Hacker News new | ask | show | jobs
by dmoreno 2923 days ago
I completely disagree.

Unless your data requirements are very specific, mem only, or not adapted to the relational paradigm any SQL engine will provide you with the best and more efficient algorithms to manipulate your data in the most common situations.

I think that if any, databases should be used more.

1 comments

> Unless your data requirements are very specific, mem only, or not adapted to the relational paradigm any SQL engine will provide you with the best and more efficient algorithms to manipulate your data in the most common situations.
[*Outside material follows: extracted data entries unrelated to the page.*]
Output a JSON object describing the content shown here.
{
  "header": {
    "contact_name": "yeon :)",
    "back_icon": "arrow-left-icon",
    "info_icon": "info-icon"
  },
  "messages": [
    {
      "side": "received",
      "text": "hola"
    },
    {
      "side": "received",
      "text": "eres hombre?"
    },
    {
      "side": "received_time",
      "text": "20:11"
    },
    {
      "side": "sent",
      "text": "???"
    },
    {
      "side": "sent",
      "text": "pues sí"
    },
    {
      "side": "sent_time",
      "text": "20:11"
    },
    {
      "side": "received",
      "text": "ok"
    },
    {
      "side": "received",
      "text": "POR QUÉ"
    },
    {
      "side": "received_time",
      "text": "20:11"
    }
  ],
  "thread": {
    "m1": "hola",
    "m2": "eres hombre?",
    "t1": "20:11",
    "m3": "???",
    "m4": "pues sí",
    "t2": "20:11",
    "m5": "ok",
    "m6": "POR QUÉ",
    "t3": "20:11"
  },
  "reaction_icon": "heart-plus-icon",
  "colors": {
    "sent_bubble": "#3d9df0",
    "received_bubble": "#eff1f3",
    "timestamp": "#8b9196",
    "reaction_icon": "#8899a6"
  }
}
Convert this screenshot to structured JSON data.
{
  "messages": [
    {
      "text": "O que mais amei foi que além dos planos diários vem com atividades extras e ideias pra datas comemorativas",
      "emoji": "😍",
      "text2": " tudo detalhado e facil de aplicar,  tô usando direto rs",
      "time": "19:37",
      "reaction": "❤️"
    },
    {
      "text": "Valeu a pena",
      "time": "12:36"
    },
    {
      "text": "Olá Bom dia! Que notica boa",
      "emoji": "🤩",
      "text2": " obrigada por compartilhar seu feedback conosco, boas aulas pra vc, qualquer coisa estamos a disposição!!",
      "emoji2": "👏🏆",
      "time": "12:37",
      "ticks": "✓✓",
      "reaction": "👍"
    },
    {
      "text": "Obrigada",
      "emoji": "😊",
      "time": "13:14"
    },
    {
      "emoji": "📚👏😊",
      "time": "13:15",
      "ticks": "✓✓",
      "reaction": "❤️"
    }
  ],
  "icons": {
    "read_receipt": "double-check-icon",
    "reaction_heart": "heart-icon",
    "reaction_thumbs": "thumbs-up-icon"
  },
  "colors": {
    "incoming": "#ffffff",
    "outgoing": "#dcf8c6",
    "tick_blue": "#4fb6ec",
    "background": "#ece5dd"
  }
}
Too bad that Michael Stonebraker, Turing Award winner, disagrees with you. SQL are not the best solution for any common use case from the performance perspective.

Nevermind what they do to the design of an application. IMHO less people should default to using a database upfront. At least while protyping the idea.

https://cs.brown.edu/~ugur/fits_all.pdf

> IMHO less people should default to using a database upfront. At least while protyping the idea.

Surely it should be the opposite? While you're prototyping you should use a DB by default, then switch to your own implementation if you find out that it will speed things up (and you need that speed). It's not like the code that you would replace a DB with is going to be trivial, using a DB is going to keep the code simple until you need it to be complex.

You missed the "in the most common situations" part.

Modern RDBMS can handle millions of ops/sec and terabytes of data. They do the job fine 99% of the time and are constantly adding new features.

If you have the 1% need for another data store, there are hundreds of options, and interestingly many of them are also starting to implement SQL as an interface now.